The Hardest Part of the Climb
So, five weeks later, I went into surgery. It was scary, but I knew that God had led me to this at this time. I knew that I could end up with double-vision for months. But I trusted that my Healer would work through the doctors’ hands. And, HE DID.
The Summit
Recovery wasn’t easy at first. My eye was swollen shut for a good week. And then, almost two weeks in, I had this crazy pain on the outside of my eye one morning…I couldn’t even open it. It turned out to be a suture that got loose. But it allowed me to go in to see my doctor a couple days early for my two-week post-op. I got to tell him that, less than TWO WEEKS after having this surgery, I had almost NO double vision. WHAAATTTT. And, friend, can I tell you, it was SUCH a testament to God’s divine healing power. My doctor, who we had never in 20+ years of seeing him mention anything about God, said, “Hallelujah! Praise God!” when I told him! He was expecting months of double-vision, if not a lifetime of it.
And, things continued to heal just as expected, if not better. I haven’t had double-vision since February, and my eye is still where it should be. God is SO good and gets ALL the glory!!! Sometimes God heals in a moment, other times it takes years. Sometimes it’s through a touch, other’s it’s through the meticulous hands of a doctor. Friend, if you are waiting for your miracle, know this: IT’S COMING.

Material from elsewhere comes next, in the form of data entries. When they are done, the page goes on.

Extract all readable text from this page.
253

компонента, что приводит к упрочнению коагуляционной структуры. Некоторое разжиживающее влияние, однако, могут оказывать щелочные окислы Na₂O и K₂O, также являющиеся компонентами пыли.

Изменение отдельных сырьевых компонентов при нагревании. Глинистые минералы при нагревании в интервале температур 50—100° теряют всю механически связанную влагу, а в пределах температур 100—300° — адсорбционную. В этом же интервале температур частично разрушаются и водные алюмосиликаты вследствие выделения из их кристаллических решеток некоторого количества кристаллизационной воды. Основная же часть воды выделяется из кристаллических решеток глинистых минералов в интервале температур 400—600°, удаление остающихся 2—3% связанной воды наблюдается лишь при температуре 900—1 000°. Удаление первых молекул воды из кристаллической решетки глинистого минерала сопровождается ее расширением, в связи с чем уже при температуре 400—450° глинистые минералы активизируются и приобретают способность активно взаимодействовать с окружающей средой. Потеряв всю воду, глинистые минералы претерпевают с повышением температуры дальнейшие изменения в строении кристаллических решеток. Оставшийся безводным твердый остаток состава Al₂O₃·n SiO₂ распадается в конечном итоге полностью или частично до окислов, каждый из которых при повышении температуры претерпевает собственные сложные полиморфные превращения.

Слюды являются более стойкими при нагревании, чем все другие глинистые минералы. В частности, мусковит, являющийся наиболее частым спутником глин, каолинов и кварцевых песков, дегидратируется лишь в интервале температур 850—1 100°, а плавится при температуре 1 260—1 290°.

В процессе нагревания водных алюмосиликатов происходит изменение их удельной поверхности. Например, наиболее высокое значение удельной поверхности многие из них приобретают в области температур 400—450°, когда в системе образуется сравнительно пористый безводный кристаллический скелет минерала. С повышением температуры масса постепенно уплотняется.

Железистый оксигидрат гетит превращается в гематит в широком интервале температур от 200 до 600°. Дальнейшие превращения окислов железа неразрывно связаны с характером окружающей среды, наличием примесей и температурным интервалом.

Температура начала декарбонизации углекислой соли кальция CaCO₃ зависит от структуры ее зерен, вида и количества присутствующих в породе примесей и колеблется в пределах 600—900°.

If you couldn’t tell, this journey to the summit of this mountain was HARDDD. Probably as hard as climbing Mount Kilimanjaro…in a lot longer time! In the moments of confusion, the unknown, and sadness, I didn’t know why I had to climb the mountain this way. I wondered why there had been so many roadblocks and obstacles to find a way around. There were times when I was unsure that I could reach the summit. But, this trek sure did strengthen my trust and relationship with my Father. And, although I have faith that my eye won’t have any further complications, I know that there’s a possibility of Him calling me to a higher peak.
We only see a tiny speck of the big picture- what’s right in front of us. It looks like rocks and dirt and sky. God gives us a small task and says, “Trust me.” And when we do our part and keep on holding His hand and take those baby steps one-foot-in-front-of-the-other, He does His and moves mountains. I believe that my testimony of His miraculous healing power and goodness isn’t just for me, it’s for my doctor and so many others too.
Anna Mo says
Such a beautiful story! You deserve the best, Allie!
Allie @ The Gypsy Teacher says
Thank you so much, Anna! I appreciate you!!
Storie says
Thank you for sharing your story, Allie!